Respect de la vie privée et opérations de surveillance et de filature menées par des enquêteurs mandatés par un assureur 

Dans un arrêt du 22 septembre 2016, la Cour de cassation est venue sanctionner les méthodes utilisées par un assureur qui avait diligenté des opérations de surveillance et de filature menées par des enquêteurs privés afin de vérifier le degré de mobilité et d’autonomie de la victime d’un accident.

La Cour, a juste titre, a considéré, que ces méthodes étaient, par elles-mêmes, de nature à porter atteinte à la vie privée. Il apparaît en effet que ces opérations d’espionnage et de filature avaient concerné l’intérieur du domicile de la victime et de sa mère.

On ne peut que se féliciter de cette décision qui est protectrice du foyer familial au sein duquel l'intimité de la vie privée des victimes doit évidemment être protégée.

Les assureurs ne peuvent donc pas tout se permettre pour venir justifier leur refus d'indemniser les victimes.

Pour la Cour de cassation, le respect de la vie privée prime sur le droit pour l'assureur de se constituer une preuve.

A contrario de cette solution jurisprudentielle, on pourrait considérer que ces méthodes seraient valables si les opérations de surveillance de l'assureur avaient été réalisées à l'extérieur du domicile de la victime. 

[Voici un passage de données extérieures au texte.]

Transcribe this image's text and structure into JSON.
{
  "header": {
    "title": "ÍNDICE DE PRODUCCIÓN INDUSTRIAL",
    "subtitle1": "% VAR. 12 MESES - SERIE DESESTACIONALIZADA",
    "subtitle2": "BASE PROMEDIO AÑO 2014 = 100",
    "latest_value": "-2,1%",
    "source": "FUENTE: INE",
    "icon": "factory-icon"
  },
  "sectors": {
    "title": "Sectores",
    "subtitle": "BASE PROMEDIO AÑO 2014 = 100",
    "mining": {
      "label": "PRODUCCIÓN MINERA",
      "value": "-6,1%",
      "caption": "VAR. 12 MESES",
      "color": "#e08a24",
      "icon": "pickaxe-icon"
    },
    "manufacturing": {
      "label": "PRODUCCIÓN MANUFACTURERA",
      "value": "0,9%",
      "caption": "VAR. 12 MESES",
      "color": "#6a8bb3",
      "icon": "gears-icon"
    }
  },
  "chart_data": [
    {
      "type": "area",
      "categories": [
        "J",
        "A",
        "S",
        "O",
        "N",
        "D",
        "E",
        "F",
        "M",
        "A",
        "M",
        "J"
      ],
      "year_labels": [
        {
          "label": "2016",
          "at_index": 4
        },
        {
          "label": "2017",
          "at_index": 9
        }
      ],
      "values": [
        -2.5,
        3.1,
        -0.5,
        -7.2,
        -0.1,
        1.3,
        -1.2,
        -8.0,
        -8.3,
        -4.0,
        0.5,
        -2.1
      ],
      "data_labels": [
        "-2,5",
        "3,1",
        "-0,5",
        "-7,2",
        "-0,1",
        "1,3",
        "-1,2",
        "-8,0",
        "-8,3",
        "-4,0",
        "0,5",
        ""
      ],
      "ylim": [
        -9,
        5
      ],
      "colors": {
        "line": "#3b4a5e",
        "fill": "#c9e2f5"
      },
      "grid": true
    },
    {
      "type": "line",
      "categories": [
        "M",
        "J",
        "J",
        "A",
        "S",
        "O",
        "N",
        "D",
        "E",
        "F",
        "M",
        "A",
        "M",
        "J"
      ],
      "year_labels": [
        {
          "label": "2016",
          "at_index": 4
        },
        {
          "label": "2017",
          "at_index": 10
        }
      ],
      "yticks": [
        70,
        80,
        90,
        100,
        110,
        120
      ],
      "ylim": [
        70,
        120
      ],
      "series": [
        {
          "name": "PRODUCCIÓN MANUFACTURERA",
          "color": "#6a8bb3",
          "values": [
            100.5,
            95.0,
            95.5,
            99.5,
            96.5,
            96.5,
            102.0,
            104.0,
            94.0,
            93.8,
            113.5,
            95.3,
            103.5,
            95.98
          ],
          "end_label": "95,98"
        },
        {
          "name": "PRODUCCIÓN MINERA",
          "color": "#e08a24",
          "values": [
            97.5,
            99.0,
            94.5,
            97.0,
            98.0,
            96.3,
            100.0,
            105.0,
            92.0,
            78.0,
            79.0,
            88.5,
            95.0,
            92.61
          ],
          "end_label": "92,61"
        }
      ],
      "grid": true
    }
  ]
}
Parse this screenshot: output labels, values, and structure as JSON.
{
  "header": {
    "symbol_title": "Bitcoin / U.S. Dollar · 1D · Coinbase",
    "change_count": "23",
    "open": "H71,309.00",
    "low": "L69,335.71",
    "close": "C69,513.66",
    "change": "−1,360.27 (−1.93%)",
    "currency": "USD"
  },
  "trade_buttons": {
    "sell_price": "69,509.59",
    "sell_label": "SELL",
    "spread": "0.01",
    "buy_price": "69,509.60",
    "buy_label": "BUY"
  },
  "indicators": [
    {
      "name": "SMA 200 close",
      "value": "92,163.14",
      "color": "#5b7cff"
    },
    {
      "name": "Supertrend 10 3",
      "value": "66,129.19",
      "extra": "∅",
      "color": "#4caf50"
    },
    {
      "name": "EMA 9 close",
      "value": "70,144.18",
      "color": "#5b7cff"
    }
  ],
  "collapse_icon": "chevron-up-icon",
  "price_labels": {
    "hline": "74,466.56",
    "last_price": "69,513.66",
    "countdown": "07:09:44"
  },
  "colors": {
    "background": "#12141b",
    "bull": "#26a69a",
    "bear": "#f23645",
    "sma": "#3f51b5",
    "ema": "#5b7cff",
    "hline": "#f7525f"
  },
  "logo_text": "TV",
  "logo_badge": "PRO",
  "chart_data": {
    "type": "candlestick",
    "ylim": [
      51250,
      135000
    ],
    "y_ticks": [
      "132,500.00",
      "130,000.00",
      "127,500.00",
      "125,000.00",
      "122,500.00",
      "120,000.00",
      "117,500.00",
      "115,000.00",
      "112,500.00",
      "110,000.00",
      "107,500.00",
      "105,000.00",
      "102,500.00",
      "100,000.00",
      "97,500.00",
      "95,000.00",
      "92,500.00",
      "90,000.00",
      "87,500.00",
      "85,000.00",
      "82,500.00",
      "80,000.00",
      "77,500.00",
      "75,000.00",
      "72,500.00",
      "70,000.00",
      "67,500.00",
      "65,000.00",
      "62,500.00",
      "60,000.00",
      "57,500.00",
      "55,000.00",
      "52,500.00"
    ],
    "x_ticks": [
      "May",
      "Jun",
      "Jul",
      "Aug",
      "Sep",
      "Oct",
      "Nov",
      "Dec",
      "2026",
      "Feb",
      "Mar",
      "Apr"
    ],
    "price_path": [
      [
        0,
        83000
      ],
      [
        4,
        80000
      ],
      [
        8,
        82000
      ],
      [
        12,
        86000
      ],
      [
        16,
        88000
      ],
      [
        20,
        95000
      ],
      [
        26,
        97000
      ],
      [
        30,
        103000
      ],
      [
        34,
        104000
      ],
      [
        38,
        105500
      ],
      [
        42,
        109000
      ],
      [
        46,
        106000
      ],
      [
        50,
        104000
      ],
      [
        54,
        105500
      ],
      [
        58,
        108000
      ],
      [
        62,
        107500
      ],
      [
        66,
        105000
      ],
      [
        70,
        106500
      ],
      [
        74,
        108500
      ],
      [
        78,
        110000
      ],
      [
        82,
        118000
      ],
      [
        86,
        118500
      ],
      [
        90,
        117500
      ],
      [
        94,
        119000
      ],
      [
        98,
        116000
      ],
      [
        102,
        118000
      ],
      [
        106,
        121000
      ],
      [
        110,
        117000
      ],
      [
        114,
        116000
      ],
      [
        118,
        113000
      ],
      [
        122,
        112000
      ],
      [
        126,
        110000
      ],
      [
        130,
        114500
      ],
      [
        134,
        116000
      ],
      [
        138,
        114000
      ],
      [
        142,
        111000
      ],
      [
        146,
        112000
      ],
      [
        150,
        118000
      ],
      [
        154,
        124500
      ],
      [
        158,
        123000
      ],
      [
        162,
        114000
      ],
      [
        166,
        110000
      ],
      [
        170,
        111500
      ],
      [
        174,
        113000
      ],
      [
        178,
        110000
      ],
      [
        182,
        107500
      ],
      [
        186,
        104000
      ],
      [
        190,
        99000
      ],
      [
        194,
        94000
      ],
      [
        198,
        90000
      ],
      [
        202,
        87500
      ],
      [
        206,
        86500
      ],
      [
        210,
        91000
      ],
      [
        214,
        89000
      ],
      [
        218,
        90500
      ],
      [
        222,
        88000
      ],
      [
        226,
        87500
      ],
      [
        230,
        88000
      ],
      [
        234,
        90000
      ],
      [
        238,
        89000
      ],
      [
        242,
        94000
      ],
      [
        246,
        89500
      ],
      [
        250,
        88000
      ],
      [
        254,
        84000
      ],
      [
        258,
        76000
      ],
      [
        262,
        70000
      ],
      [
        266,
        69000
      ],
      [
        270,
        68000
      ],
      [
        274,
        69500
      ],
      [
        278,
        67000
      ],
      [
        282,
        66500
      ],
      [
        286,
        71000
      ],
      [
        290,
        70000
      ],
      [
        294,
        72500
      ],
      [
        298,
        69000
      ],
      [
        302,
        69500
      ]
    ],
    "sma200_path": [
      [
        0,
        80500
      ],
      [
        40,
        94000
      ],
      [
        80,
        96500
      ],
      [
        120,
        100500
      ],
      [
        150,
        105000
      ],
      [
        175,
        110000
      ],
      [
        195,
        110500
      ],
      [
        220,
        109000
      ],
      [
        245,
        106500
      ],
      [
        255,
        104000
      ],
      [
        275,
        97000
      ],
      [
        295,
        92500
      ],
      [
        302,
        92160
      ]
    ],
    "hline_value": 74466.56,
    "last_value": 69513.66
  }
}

Toutefois, comme en matière d'accident du travail, l'assureur doit être prudent car s'il tente de se contituer une preuve en surveillant la victime, cette dernière pourrait, le cas échéant poursuivre l'assureur pour atteinte à la vie privée.

L'assistance d'un avocat de victimes de dommages corporels est vivement recommandée afin d'être bien conseillé.